At this specific Ingestion process, I have two major issues:
A) Ingestion performance is very poor… only about 100 Rows per second at best. Batches of about 1000 Rows are sent to the HTTP Endpoint via a Bulk-Insert. The table has only 1 replica (as there is all data basically in there so I don’t want to lose anything on node failure). Every partition is distributed over 6 shards. I have 5 Nodes runnning, each has 4 CPUs and 8GB RAM (which isn’t much at all, I know). They are running as Kubernetes Pods in AKS and persisting to Azurefile Volumes (Azure Storage Account) which I should also probably switch to Premium-SSD Disks instead. As this whole thing is just a Proof-of-concept system not productive at all), my question is just, if I do anything fatally wrong on the database side or is the ingestion performance just so bad because of the Hardware it is running on.

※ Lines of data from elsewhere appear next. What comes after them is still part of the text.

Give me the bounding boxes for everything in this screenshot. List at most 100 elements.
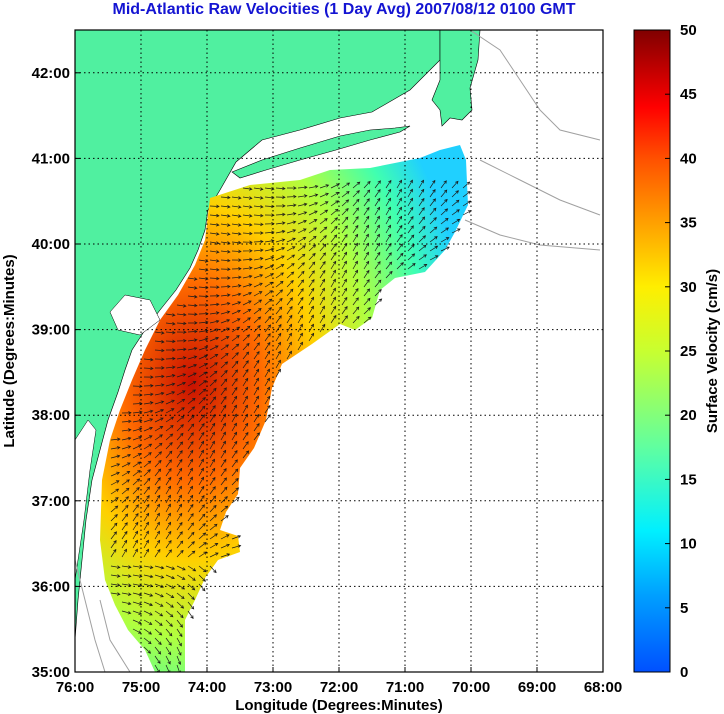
velocity-arrow <box>121 539 128 549</box>
velocity-arrow <box>165 601 174 608</box>
velocity-arrow <box>275 247 286 252</box>
velocity-arrow <box>198 476 205 486</box>
velocity-arrow <box>352 260 358 270</box>
velocity-arrow <box>264 213 275 217</box>
velocity-arrow <box>440 227 450 234</box>
velocity-arrow <box>231 309 241 315</box>
velocity-arrow <box>352 315 360 324</box>
velocity-arrow <box>308 305 314 315</box>
velocity-arrow <box>319 235 327 243</box>
velocity-arrow <box>165 467 172 477</box>
velocity-arrow <box>209 387 217 396</box>
velocity-arrow <box>286 350 292 360</box>
y-axis-ticks: 35:00 36:00 37:00 38:00 39:00 40:00 41:00 42:00 <box>32 65 80 681</box>
velocity-arrow <box>209 362 218 369</box>
velocity-arrow <box>231 223 242 227</box>
velocity-arrow <box>418 207 425 216</box>
velocity-arrow <box>407 243 415 252</box>
velocity-arrow <box>187 503 194 513</box>
velocity-arrow <box>209 495 217 504</box>
velocity-arrow <box>363 180 371 189</box>
velocity-arrow <box>264 230 275 235</box>
velocity-arrow <box>165 521 172 531</box>
velocity-arrow <box>165 382 176 387</box>
velocity-arrow <box>253 308 262 315</box>
velocity-arrow <box>187 531 195 540</box>
velocity-arrow <box>330 260 337 270</box>
velocity-arrow <box>231 335 240 342</box>
velocity-arrow <box>220 378 228 387</box>
velocity-arrow <box>154 348 165 353</box>
velocity-arrow <box>297 270 305 279</box>
velocity-arrow <box>154 539 161 549</box>
velocity-arrow <box>121 504 129 513</box>
velocity-arrow <box>209 336 220 342</box>
velocity-arrow <box>396 243 404 252</box>
velocity-arrow <box>308 210 318 216</box>
velocity-arrow <box>220 458 227 468</box>
velocity-arrow <box>198 583 206 592</box>
velocity-arrow <box>143 592 154 597</box>
velocity-arrow <box>132 384 143 389</box>
velocity-arrow <box>297 245 306 252</box>
velocity-arrow <box>143 610 153 616</box>
velocity-arrow <box>220 232 231 236</box>
velocity-arrow <box>341 225 348 234</box>
velocity-arrow <box>242 342 250 351</box>
velocity-arrow <box>165 565 176 570</box>
velocity-arrow <box>253 265 264 270</box>
velocity-arrow <box>297 305 304 315</box>
velocity-arrow <box>143 521 149 531</box>
colorbar-tick-label: 50 <box>680 22 697 39</box>
velocity-arrow <box>154 400 165 405</box>
velocity-arrow <box>143 503 150 513</box>
velocity-arrow <box>176 549 184 558</box>
velocity-arrow <box>242 309 252 315</box>
velocity-arrow <box>132 478 141 486</box>
velocity-arrow <box>231 477 239 486</box>
velocity-arrow <box>187 372 197 378</box>
velocity-arrow <box>242 300 252 306</box>
velocity-arrow <box>121 530 128 540</box>
velocity-arrow <box>341 199 350 207</box>
velocity-arrow <box>374 261 381 270</box>
velocity-arrow <box>319 269 326 279</box>
velocity-arrow <box>231 449 238 459</box>
velocity-arrow <box>231 275 242 280</box>
velocity-arrow <box>143 443 153 450</box>
velocity-arrow <box>198 380 207 387</box>
velocity-arrow <box>253 333 261 342</box>
velocity-arrow <box>132 401 143 406</box>
velocity-arrow <box>418 188 425 198</box>
velocity-arrow <box>143 548 149 558</box>
velocity-arrow <box>187 550 196 558</box>
velocity-arrow <box>209 319 220 324</box>
velocity-arrow <box>231 386 238 396</box>
velocity-arrow <box>121 445 132 450</box>
velocity-arrow <box>220 515 229 522</box>
velocity-arrow <box>231 459 238 468</box>
velocity-arrow <box>231 326 241 333</box>
velocity-arrow <box>330 269 336 279</box>
velocity-arrow <box>121 592 132 596</box>
velocity-arrow <box>154 468 162 477</box>
velocity-arrow <box>330 314 337 324</box>
velocity-arrow <box>187 476 193 486</box>
velocity-arrow <box>286 306 293 315</box>
velocity-arrow <box>132 495 140 504</box>
velocity-arrow <box>220 258 231 263</box>
velocity-arrow <box>165 425 174 432</box>
velocity-arrow <box>154 339 165 344</box>
velocity-arrow <box>154 628 163 636</box>
velocity-arrow <box>275 255 285 261</box>
velocity-arrow <box>308 270 315 279</box>
velocity-arrow <box>198 504 205 513</box>
velocity-arrow <box>330 305 337 315</box>
velocity-arrow <box>110 522 118 531</box>
velocity-arrow <box>154 426 164 432</box>
velocity-arrow <box>330 225 338 234</box>
colorbar-tick-label: 20 <box>680 407 697 424</box>
velocity-arrow <box>286 297 293 306</box>
velocity-arrow <box>242 386 248 396</box>
velocity-arrow <box>220 310 231 315</box>
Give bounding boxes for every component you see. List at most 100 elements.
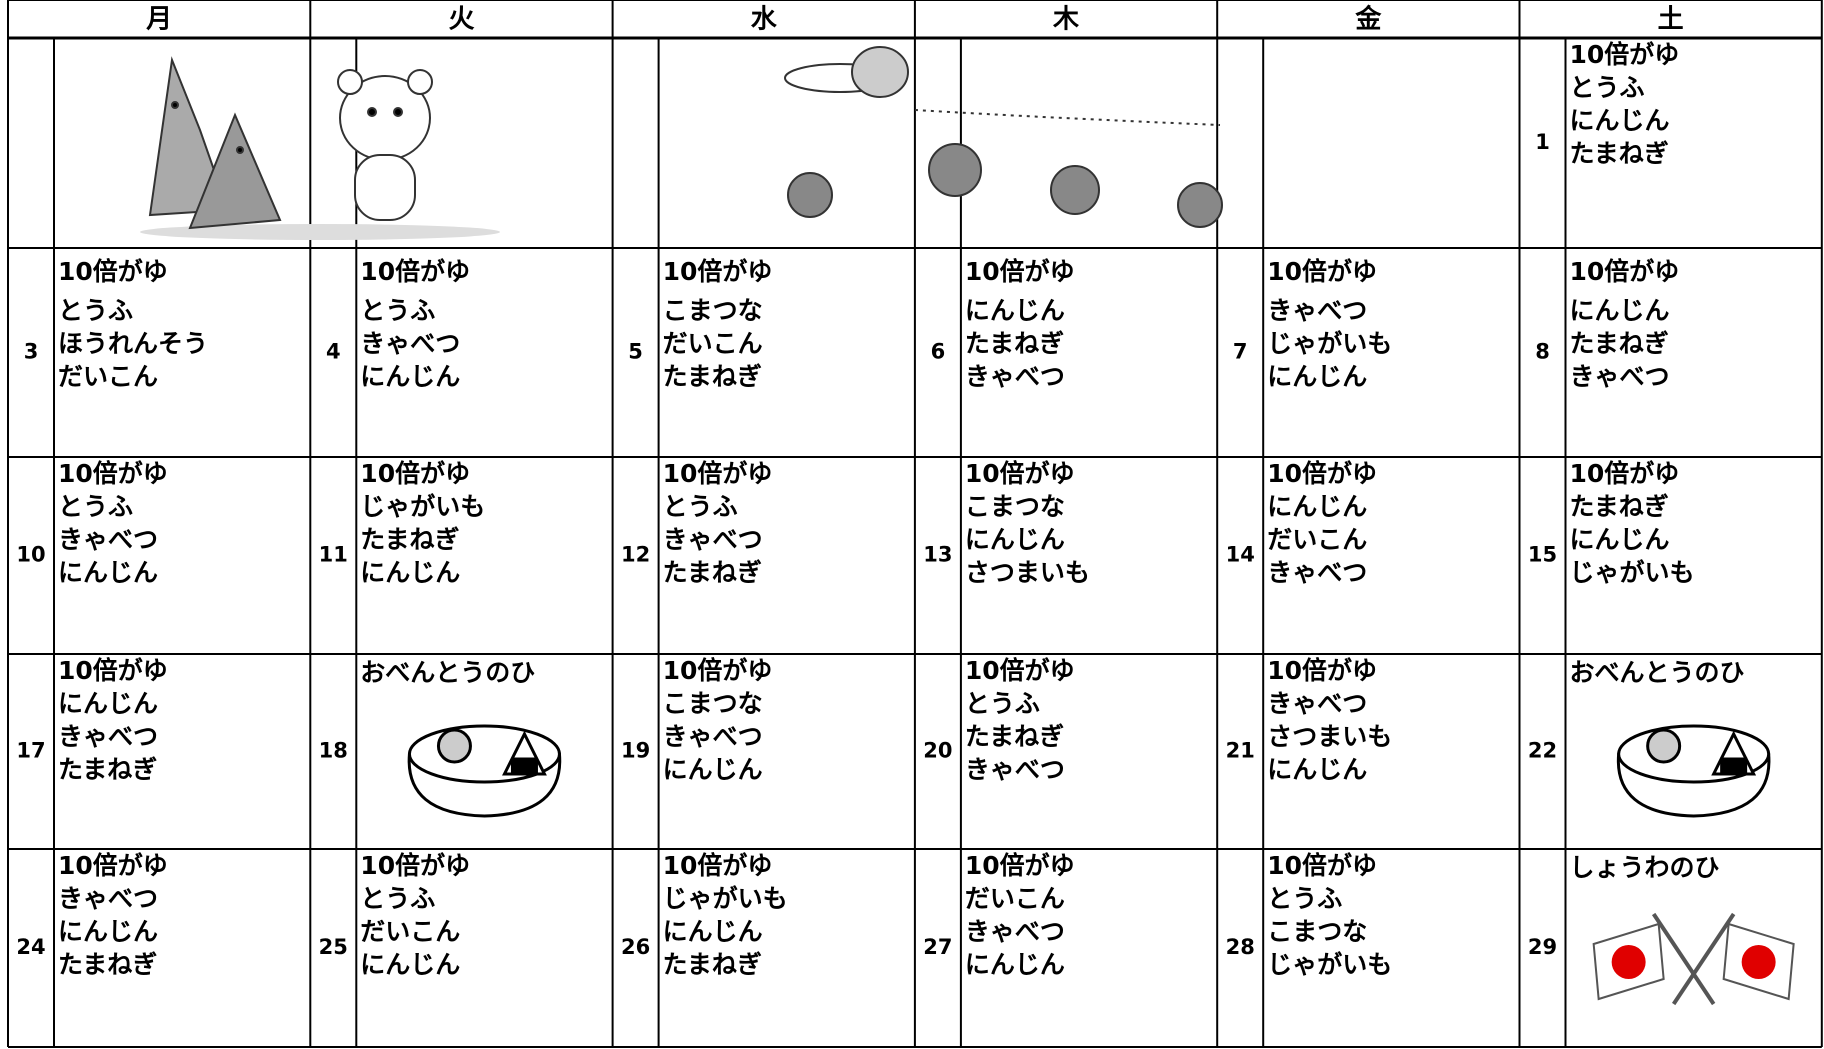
menu-item: 10倍がゆ [965,257,1075,286]
date: 5 [628,340,643,364]
date: 11 [319,543,348,567]
hinomaru [1611,945,1646,979]
menu-item: じゃがいも [1267,329,1392,358]
menu-item: 10倍がゆ [58,851,168,880]
menu-item: 10倍がゆ [663,257,773,286]
menu-item: たまねぎ [1570,492,1669,521]
menu-item: たまねぎ [965,329,1064,358]
date: 27 [923,935,952,959]
flag-illustration [1592,912,1795,1006]
event-name: しょうわのひ [1570,853,1720,882]
date: 10 [16,543,45,567]
hinomaru [1741,945,1776,979]
menu-item: とうふ [360,296,435,325]
menu-item: にんじん [360,362,460,391]
menu-item: にんじん [965,296,1065,325]
menu-item: だいこん [360,917,460,946]
menu-item: たまねぎ [1570,139,1669,168]
menu-item: とうふ [1267,884,1342,913]
date: 8 [1535,340,1550,364]
event-name: おべんとうのひ [1570,658,1745,687]
menu-item: さつまいも [965,558,1090,587]
menu-item: にんじん [1267,492,1367,521]
day-header: 木 [1052,5,1079,35]
menu-item: とうふ [1570,73,1645,102]
menu-item: 10倍がゆ [663,656,773,685]
date: 18 [319,739,348,763]
menu-item: たまねぎ [360,525,459,554]
date: 14 [1226,543,1255,567]
menu-item: だいこん [58,362,158,391]
menu-item: 10倍がゆ [360,851,470,880]
menu-item: きゃべつ [58,525,158,554]
menu-item: たまねぎ [663,362,762,391]
date: 12 [621,543,650,567]
menu-item: にんじん [1570,525,1670,554]
menu-item: にんじん [965,950,1065,979]
day-header: 火 [448,5,474,35]
illustrations [140,46,1223,240]
menu-item: たまねぎ [58,755,157,784]
menu-item: 10倍がゆ [965,656,1075,685]
menu-item: ほうれんそう [58,329,208,358]
date: 15 [1528,543,1557,567]
date: 4 [326,340,341,364]
event-name: おべんとうのひ [360,658,535,687]
menu-item: とうふ [360,884,435,913]
menu-item: だいこん [663,329,763,358]
menu-item: じゃがいも [1570,558,1695,587]
menu-item: 10倍がゆ [1267,257,1377,286]
date: 7 [1233,340,1248,364]
menu-item: こまつな [1267,917,1367,946]
menu-item: 10倍がゆ [663,459,773,488]
menu-item: きゃべつ [965,917,1065,946]
menu-item: たまねぎ [1570,329,1669,358]
pole [1651,912,1716,1006]
menu-item: きゃべつ [965,755,1065,784]
menu-item: にんじん [1267,755,1367,784]
menu-item: にんじん [58,917,158,946]
date: 3 [24,340,39,364]
menu-item: さつまいも [1267,722,1392,751]
menu-item: にんじん [1267,362,1367,391]
menu-item: きゃべつ [58,884,158,913]
menu-item: じゃがいも [663,884,788,913]
menu-item: たまねぎ [663,950,762,979]
menu-item: 10倍がゆ [1267,851,1377,880]
menu-item: きゃべつ [965,362,1065,391]
menu-item: 10倍がゆ [58,459,168,488]
menu-item: きゃべつ [1267,296,1367,325]
date: 21 [1226,739,1255,763]
menu-item: とうふ [663,492,738,521]
nori [510,757,538,775]
date: 20 [923,739,952,763]
bento-illustration [407,724,562,818]
menu-item: 10倍がゆ [965,459,1075,488]
menu-item: 10倍がゆ [58,656,168,685]
date: 28 [1226,935,1255,959]
menu-item: 10倍がゆ [663,851,773,880]
menu-item: とうふ [58,492,133,521]
date: 26 [621,935,650,959]
bento-food [1646,728,1682,764]
bento-food [436,728,472,764]
date: 22 [1528,739,1557,763]
menu-item: きゃべつ [360,329,460,358]
menu-item: きゃべつ [1267,689,1367,718]
menu-item: こまつな [663,296,763,325]
day-header: 月 [145,5,172,35]
menu-item: にんじん [1570,296,1670,325]
date: 29 [1528,935,1557,959]
day-header: 土 [1658,5,1684,35]
menu-item: 10倍がゆ [965,851,1075,880]
bento-illustration [1616,724,1771,818]
menu-item: にんじん [360,950,460,979]
menu-item: 10倍がゆ [360,459,470,488]
date: 24 [16,935,45,959]
menu-item: にんじん [663,917,763,946]
date: 13 [923,543,952,567]
pole [1671,912,1736,1006]
menu-item: にんじん [58,689,158,718]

B) The data I am ingesting gets located into its own partition. The data in the different partitions is totally compareable in structure and size, so it should basically need the same amount of space. But this isn’t the case…the partition needs about 20-times the space for the same amount of rows as data in a comparable partition. I don’t have a clue why this is the case…any suggestions on this?